Although the lengthy gouge of Vallis Schrödinger is called a “valley”, it is also technically a catena, or linear string of craters — each 6 to 10 miles (10 to 16 km) wide — created by a series of impacts of projectiles from the same source. In this case, a linear stream of projectiles were ejected by the titanic blast that created the Schrödinger Basin.
Typically, secondary craters formed by ejecta from a primary crater less than 160 miles (260 km) wide are 4 percent the width of the primary.

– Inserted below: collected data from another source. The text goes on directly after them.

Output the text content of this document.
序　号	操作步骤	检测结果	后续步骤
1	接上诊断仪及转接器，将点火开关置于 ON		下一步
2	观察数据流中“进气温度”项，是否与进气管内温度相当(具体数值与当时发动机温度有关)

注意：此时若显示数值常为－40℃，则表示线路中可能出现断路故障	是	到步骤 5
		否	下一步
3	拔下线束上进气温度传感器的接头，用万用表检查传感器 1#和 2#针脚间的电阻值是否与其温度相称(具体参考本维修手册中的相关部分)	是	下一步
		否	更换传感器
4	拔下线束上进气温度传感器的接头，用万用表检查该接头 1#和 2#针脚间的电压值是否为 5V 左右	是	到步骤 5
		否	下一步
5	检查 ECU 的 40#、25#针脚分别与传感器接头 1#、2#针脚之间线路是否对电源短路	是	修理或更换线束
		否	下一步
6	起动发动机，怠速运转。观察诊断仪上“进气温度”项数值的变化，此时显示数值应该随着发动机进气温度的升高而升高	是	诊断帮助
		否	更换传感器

Extrapolating this to the 320-kilometer size of the Schrödinger Basin reveals the string of 15 secondary craters within Vallis Schrödinger are slightly oversized. This might be because the impact territory where the secondaries formed was already seismically weakened and softened by the previous South Pole-Aitkin basin impact, which occurred around half a billion years earlier. Nonetheless, the location and orientation of both Vallis Schrödinger and Vallis Planck inescapably show their origin was the Schrödinger Basin impact.
By analyzing the ballistics of projectiles thrown by the Schrödinger Basin impact, the team determined how long it took to create the radial lunar grand canyons. The velocities needed to throw the 0.3- to 0.8-mile-wide (0.5- to 1.25 km) blocks of ejecta that created the length of Vallis Schrödinger, assuming trajectory angles of between 20° and 45°, were around 0.6 mile per second (1 km per second). The projectiles that created the farthest reach of the longer Vallis Planck had a slightly higher velocity of around 1.23 to 1.28 km per second. (This is about half of the lunar escape velocity, the authors note.) These velocities, trajectory elevations, and impact distances point to flight times for the flying mountains of 4.5 to 15 minutes for the creation of Vallis Schrödinger and 5.2 to 15.4 minutes for the longer Vallis Planck. The heaviest canyon forming impacts thus occurred within a 10-minute interval.
Equally staggering is the calculated force of the impacts creating the chain of craters within Vallis Schrödinger. The valley was created by forces 700 times greater than the yield of all U.S., Russian, and Chinese nuclear tests combined, or 130 times the power of the global inventory of nuclear weapons.
Implications for Artemis
The proximity of the Schrödinger Basin to the southern polar location — the target of the upcoming Artemis crewed landings — also has implications for the science performed at these sites. The Artemis landing zones zones under consideration are within the 300-mile (500 km) splash range of ejecta thrown from the Schrödinger basin, meaning many tons of Schrödinger ejecta may be covering up important samples from the South Pole-Aitkin Basin. One of the Artemis goals is to recover samples of South Pole-Aitkin ejecta that could have originated as deep as 62 miles (100 km) below the surface. But the good news is that analysis of Vallis Schrödinger, Vallis Planck, and other ejecta rays from the Schrödinger Basin reveal the ejecta pattern is asymmetrical, with less of it directed toward the Artemis Exploration Zone.
The creation of the lunar grand canyons are fascinating to contemplate and just one facet of unravelling a complete understanding of our natural satellite. The coming months and years will bring more insights as the lunar puzzle is solved. It is a great time to witness the progress in the exploration of the Moon.